Beyond this place (alt. 14,500 feet), the valley runs up north-east, becoming very stony and desolate, with green patches only by the watercourses: at this place, however, thick fogs came on, and obscured all view. At 15,000 feet, I passed a small glacier on the west side of the valley, the first I had met with that descended nearly to the river, during the whole course of the Teesta.
Five miles further on we arrived at the tents of the Phipun, whose wife was prepared to entertain us with Tartar hospitality: magnificent tawny Tibet mastiffs were baying at the tent-door, and some yaks and ponies were grazing close by. We mustered twelve in number, and squatted cross-legged in a circle inside the tent, the Soubah and myself being placed on a pretty Chinese rug. Salted and buttered tea was immediately prepared in a tea-pot for us on the mat, and in a great caldron for the rest of the party; parched rice and wheat-flour, curd, and roasted maize[[192]] were offered us, and we each produced our wooden cup, which was kept constantly full of scalding tea-soup, which, being made with fresh butter, was very good.
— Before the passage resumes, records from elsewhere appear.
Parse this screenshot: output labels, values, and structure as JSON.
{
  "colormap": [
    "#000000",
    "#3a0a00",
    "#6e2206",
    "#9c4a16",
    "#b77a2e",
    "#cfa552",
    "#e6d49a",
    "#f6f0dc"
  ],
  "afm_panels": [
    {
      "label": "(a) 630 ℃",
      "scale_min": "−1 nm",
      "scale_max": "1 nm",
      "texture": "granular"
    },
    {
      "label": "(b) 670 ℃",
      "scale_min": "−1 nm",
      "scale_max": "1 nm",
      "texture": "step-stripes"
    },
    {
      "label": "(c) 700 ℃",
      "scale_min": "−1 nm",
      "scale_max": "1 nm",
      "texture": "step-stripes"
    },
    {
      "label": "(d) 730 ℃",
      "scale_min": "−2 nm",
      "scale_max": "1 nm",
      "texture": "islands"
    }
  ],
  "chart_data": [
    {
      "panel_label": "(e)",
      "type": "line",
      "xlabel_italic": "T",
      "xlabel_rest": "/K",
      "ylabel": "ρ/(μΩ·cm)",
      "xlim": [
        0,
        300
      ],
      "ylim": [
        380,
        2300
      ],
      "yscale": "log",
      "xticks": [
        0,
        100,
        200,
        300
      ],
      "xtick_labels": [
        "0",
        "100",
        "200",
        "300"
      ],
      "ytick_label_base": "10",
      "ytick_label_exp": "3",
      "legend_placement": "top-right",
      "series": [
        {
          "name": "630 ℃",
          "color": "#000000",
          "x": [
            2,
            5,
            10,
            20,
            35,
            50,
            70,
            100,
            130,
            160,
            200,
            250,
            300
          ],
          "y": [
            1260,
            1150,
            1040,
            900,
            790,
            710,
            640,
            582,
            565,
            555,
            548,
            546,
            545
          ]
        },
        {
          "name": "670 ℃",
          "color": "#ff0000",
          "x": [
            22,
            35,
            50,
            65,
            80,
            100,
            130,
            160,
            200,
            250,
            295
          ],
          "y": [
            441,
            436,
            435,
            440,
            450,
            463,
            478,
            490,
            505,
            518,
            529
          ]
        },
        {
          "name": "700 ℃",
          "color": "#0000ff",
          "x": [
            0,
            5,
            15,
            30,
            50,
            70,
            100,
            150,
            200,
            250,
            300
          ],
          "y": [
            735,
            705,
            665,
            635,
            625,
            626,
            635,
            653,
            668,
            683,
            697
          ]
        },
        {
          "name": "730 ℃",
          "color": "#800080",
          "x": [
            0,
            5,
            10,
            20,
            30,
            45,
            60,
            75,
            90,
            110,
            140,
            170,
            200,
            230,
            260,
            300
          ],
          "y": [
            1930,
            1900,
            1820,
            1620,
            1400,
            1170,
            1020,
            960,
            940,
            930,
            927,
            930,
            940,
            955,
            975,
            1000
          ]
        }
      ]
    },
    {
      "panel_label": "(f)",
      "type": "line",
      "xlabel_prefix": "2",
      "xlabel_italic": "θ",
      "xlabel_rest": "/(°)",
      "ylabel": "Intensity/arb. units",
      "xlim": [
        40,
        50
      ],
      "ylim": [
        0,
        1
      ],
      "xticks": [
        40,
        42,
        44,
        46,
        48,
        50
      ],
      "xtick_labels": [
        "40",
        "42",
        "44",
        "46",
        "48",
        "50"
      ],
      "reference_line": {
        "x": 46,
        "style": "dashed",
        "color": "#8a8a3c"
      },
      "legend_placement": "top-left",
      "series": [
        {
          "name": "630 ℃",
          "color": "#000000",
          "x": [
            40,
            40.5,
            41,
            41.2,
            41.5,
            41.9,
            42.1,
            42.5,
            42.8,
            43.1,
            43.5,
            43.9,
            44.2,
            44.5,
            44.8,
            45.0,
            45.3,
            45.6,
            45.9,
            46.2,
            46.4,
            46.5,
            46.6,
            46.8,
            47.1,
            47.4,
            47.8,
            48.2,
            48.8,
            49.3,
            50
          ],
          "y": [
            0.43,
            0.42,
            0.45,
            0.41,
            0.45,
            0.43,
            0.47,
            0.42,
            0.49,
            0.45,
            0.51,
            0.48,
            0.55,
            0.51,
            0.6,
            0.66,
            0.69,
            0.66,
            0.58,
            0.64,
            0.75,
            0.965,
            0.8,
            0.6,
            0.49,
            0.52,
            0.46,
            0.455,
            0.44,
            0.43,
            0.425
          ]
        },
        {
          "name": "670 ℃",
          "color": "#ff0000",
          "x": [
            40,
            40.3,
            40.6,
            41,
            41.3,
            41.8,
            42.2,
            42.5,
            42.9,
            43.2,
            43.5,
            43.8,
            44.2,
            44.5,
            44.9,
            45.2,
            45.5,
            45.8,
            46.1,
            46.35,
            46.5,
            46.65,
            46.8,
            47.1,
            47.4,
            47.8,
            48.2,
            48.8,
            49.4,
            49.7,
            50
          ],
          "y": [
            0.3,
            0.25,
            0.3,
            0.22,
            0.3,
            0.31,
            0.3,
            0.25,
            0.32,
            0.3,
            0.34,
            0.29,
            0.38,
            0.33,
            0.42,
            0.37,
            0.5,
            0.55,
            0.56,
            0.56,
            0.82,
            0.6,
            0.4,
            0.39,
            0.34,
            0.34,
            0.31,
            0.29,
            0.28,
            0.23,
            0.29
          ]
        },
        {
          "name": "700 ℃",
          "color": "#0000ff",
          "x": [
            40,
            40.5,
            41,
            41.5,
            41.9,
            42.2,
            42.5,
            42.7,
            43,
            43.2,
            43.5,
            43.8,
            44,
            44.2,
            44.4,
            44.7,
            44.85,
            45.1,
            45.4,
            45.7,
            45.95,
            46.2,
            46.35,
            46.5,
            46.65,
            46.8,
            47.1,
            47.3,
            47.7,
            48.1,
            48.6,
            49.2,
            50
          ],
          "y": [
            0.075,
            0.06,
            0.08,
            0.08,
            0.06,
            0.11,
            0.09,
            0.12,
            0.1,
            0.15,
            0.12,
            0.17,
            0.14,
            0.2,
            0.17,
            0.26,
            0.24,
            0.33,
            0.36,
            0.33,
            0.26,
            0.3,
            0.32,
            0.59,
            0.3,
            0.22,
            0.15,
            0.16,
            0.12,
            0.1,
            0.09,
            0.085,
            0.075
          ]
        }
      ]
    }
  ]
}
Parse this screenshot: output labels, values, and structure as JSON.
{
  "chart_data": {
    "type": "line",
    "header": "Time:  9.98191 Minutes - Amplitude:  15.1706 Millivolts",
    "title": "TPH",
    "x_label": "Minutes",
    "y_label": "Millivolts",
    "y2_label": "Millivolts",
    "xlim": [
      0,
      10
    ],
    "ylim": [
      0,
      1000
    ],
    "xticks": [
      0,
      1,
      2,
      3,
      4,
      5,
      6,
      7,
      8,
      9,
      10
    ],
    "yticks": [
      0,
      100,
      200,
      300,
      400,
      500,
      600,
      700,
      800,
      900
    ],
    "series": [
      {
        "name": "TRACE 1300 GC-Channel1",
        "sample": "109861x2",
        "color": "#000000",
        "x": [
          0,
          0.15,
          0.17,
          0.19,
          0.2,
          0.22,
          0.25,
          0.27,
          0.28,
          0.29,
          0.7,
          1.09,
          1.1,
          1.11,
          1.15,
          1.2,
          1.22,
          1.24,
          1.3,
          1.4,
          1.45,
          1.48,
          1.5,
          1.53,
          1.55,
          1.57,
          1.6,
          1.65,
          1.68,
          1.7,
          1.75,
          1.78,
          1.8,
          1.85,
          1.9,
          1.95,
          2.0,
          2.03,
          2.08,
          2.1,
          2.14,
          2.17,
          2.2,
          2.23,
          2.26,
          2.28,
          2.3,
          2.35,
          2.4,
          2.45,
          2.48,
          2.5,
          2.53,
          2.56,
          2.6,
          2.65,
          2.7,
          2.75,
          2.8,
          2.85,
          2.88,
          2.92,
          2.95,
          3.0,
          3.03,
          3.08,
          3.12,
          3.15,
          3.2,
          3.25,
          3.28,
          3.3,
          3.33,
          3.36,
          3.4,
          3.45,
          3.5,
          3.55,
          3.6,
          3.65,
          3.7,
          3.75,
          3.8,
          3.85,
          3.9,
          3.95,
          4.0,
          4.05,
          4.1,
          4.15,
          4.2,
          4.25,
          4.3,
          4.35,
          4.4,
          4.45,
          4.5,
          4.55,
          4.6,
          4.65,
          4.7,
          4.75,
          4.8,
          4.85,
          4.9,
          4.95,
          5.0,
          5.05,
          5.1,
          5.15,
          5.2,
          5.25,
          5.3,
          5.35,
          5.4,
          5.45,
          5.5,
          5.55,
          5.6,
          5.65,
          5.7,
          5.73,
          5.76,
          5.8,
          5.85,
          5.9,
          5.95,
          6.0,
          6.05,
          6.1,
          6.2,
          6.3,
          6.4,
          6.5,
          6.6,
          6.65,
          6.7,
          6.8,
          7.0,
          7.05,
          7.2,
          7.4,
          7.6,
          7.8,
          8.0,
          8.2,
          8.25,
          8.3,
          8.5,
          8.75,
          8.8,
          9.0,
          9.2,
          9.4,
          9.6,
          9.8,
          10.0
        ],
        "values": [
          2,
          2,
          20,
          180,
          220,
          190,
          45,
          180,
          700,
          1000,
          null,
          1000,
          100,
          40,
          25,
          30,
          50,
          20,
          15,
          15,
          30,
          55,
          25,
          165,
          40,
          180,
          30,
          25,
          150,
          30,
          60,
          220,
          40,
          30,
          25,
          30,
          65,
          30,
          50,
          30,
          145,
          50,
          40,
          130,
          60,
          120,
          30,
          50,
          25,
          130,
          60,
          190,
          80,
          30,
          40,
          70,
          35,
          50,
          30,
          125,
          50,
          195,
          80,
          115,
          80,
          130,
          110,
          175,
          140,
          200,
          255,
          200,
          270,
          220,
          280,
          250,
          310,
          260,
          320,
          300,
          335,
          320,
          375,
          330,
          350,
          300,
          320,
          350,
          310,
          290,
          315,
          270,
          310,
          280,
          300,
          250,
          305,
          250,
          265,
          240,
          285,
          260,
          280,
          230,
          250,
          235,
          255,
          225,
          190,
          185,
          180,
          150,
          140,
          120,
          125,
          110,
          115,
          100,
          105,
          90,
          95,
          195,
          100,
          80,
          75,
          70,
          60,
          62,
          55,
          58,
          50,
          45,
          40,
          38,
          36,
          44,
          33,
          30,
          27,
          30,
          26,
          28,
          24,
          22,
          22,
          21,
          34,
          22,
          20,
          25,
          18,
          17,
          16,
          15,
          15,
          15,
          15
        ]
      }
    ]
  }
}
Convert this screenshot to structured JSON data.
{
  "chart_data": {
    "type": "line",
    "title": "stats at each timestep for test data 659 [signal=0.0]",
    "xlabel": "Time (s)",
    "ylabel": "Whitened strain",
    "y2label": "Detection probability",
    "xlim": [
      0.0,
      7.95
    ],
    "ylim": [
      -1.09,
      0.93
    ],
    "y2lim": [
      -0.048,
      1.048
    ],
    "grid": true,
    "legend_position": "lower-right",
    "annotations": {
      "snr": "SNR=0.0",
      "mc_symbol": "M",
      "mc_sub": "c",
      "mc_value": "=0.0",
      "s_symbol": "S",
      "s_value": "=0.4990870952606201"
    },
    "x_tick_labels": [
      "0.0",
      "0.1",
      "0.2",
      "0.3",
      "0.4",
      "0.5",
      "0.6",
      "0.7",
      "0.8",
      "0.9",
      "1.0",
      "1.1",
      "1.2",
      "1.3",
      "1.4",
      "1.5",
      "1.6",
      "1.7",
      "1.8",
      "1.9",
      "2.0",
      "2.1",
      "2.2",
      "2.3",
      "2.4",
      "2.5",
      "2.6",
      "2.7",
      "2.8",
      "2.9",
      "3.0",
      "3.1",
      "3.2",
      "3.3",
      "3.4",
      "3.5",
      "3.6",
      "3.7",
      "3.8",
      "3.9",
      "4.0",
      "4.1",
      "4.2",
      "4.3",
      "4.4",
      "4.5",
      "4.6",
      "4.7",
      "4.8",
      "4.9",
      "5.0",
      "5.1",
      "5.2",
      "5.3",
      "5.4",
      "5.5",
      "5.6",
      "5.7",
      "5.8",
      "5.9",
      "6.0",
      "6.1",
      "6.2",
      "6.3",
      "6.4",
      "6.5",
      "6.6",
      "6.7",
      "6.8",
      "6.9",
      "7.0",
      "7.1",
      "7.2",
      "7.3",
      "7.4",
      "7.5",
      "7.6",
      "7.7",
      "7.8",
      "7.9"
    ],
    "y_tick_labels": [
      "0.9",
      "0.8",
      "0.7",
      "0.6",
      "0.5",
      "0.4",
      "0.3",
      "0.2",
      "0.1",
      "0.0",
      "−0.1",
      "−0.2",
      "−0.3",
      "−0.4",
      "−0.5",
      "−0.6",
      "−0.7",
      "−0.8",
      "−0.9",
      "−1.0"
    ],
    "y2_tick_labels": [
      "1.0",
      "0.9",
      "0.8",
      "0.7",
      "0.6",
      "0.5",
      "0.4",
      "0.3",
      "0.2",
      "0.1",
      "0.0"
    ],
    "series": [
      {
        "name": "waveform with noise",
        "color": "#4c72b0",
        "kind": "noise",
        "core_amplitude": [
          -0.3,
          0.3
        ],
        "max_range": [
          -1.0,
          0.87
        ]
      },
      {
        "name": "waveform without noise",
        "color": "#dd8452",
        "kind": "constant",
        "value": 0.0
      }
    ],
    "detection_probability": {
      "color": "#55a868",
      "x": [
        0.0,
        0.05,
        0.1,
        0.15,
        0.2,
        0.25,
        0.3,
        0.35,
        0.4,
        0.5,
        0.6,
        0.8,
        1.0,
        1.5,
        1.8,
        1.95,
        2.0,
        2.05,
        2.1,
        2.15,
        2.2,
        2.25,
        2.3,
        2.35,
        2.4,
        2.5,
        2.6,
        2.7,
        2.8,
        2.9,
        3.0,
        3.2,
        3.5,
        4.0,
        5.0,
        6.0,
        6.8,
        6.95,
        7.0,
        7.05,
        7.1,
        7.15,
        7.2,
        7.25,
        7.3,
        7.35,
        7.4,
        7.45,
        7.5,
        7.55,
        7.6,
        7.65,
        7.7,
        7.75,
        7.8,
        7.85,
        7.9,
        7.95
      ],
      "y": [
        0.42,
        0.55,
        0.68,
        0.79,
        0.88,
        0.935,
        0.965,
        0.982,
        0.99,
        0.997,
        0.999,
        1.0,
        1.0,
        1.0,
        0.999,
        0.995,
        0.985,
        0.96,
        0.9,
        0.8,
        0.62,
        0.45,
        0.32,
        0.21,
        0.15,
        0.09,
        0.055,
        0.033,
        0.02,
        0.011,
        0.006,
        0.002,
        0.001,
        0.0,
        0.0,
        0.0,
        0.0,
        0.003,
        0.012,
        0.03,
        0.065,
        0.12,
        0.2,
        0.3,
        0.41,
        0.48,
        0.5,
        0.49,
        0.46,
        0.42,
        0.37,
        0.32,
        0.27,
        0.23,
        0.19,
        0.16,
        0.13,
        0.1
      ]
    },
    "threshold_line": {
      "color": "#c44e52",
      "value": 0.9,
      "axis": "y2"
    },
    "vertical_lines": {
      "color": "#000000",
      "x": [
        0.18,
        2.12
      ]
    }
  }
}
The flour was the favourite food, of which each person dexterously formed little dough-balls in his cup, an operation I could not well manage, and only succeeded in making a nauseous paste, that stuck to my jaws and in my throat. Our hostess’ hospitality was too exigeant for me, but the others seemed as if they could not drink enough of the scalding tea.
[192] Called “pop-corn” in America, and prepared by roasting the maize in an iron vessel, when it splits and turns partly inside out, exposing a snow-white spongy mass of farina. It looks very handsome, and would make a beautiful dish for dessert.